The medieval basilica was completely demolished during the French Revolution. The present church was built between 1886 and 1924 by French architect Victor Laloux in a Neo-Byzantine style, on part of the site of the original basilica which was repurchased by the Church. It was dedicated on 4 July 1925.

== Medieval history ==
The Abbey which developed around the shrine of Saint Martin at Tours became one of the most prominent and influential establishments in medieval France. Charlemagne awarded the position of Abbot to his friend and adviser Alcuin. At this time the abbot could travel between Tours and the court at Trier in Germany and always stay overnight at one of his own properties.

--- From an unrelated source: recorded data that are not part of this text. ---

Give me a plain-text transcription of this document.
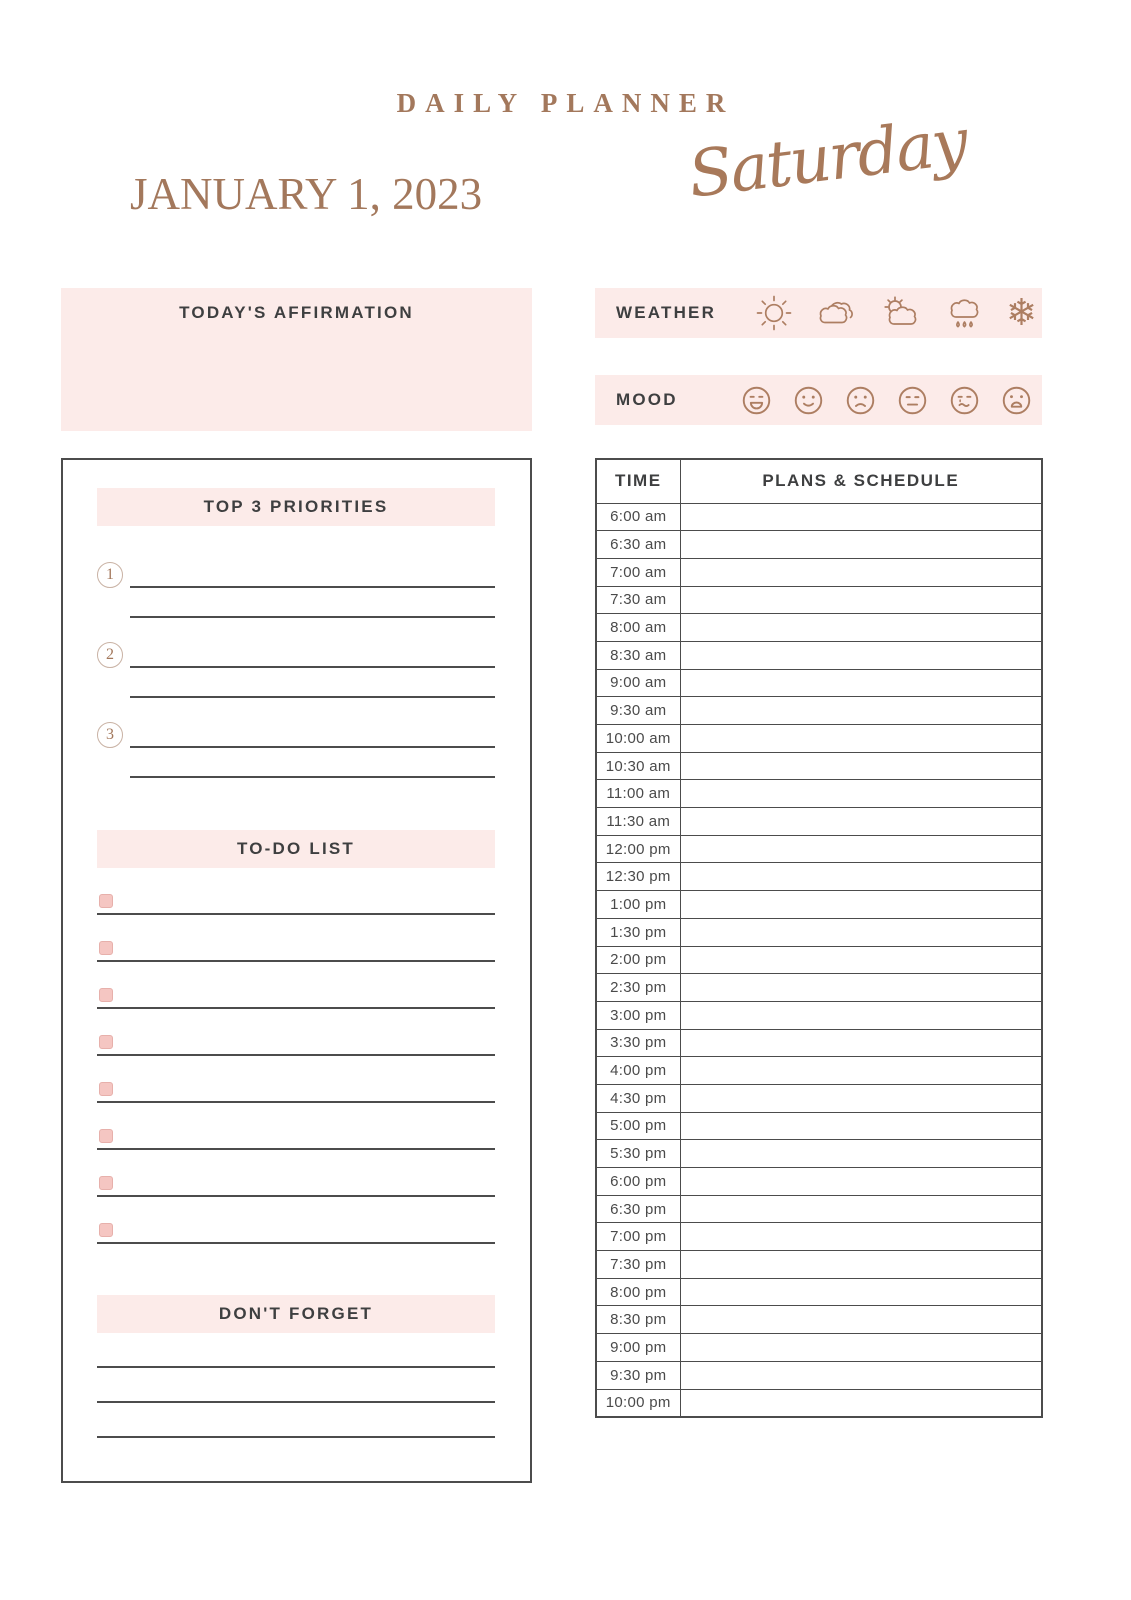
DAILY PLANNER
JANUARY 1, 2023	Saturday
TODAY'S AFFIRMATION	WEATHER	❄
MOOD
TOP 3 PRIORITIES
1
2
3
TO-DO LIST
DON'T FORGET
TIME	PLANS & SCHEDULE
6:00 am	
6:30 am	
7:00 am	
7:30 am	
8:00 am	
8:30 am	
9:00 am	
9:30 am	
10:00 am	
10:30 am	
11:00 am	
11:30 am	
12:00 pm	
12:30 pm	
1:00 pm	
1:30 pm	
2:00 pm	
2:30 pm	
3:00 pm	
3:30 pm	
4:00 pm	
4:30 pm	
5:00 pm	
5:30 pm	
6:00 pm	
6:30 pm	
7:00 pm	
7:30 pm	
8:00 pm	
8:30 pm	
9:00 pm	
9:30 pm	
10:00 pm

It was at Tours that Alcuin's scriptorium (a room in monasteries devoted to the copying of manuscripts by monastic scribes) developed Carolingian minuscule, the clear round hand that made manuscripts far more legible.

In later times the abbey was destroyed by fire on several occasions and ransacked by Norman Vikings in 853 and in 903. It burned again in 994, and was rebuilt by Hervé de Buzançais, treasurer of Saint Martin, an effort that took 20 years to complete. Expanded to accommodate the crowds of pilgrims and to attract them, the shrine of St. Martin of Tours became a major stopping-point on pilgrimages. Between 1354 and 1368, a new wall was constructed to encompass the basilica and the city of Tours. In 1453 the remains of Saint Martin were transferred to a magnificent new reliquary donated by Charles VII of France and Agnès Sorel.

During the French Wars of Religion, the basilica was sacked by the Protestant Huguenots in 1562. It was disestablished during the French Revolution. It was deconsecrated, used as a stable, then utterly demolished. Its dressed stones were sold in 1802 after two streets were built across the site, to ensure the abbey would not be reconstructed.

== Current basilica ==

In 1860 excavations by Leo Dupont (1797–1876) established the dimensions of the former abbey and recovered some fragments of architecture. The tomb of Saint Martin was rediscovered on 14 December 1860, which aided in the 19th-century revival of the popular devotion to St. Martin.

After the radical Paris Commune of 1871, there was a resurgence of conservative Catholic piety, and the church decided to build a basilica to Saint Martin. They selected Victor Laloux as architect. He eschewed Gothic for a mix of Romanesque and Byzantine, sometimes defined as neo-Byzantine. The new Basilique Saint-Martin was erected on a portion of its former site, which was purchased from the owners. Started in 1886, the church was consecrated on 4 July 1925.

==Abbots==
In the following list, all dates are floruits:

- Leo (before 525)
- Egiric (674)
- Guntramn (720)
- Autland (735)
- Gundolaic (735–742)
- Teutsind (before 774)
- Wulfard (774)
- Ithier (774–790)
- Alcuin (796–804)
- Gulfard (806)
- Fridugis (806–834)
- Teuto (834)
- Adalard (845)
- Vivian (845–849)
- Hilduin (860)
- Louis (862)
- Hucbert (862)
- Ingelwin (864–866)
- Robert I the Strong (866)
- Hugh I (867–879)
- Odo (885–887)
- Fulk the Venerable (887)
- Robert II (894–907)
- Hugh II the Great (923–954)
- Hugh III Capet (972)

When Hugh Capet became king in 987, the abbacy, which had long been in lay hands, was united to the royal office.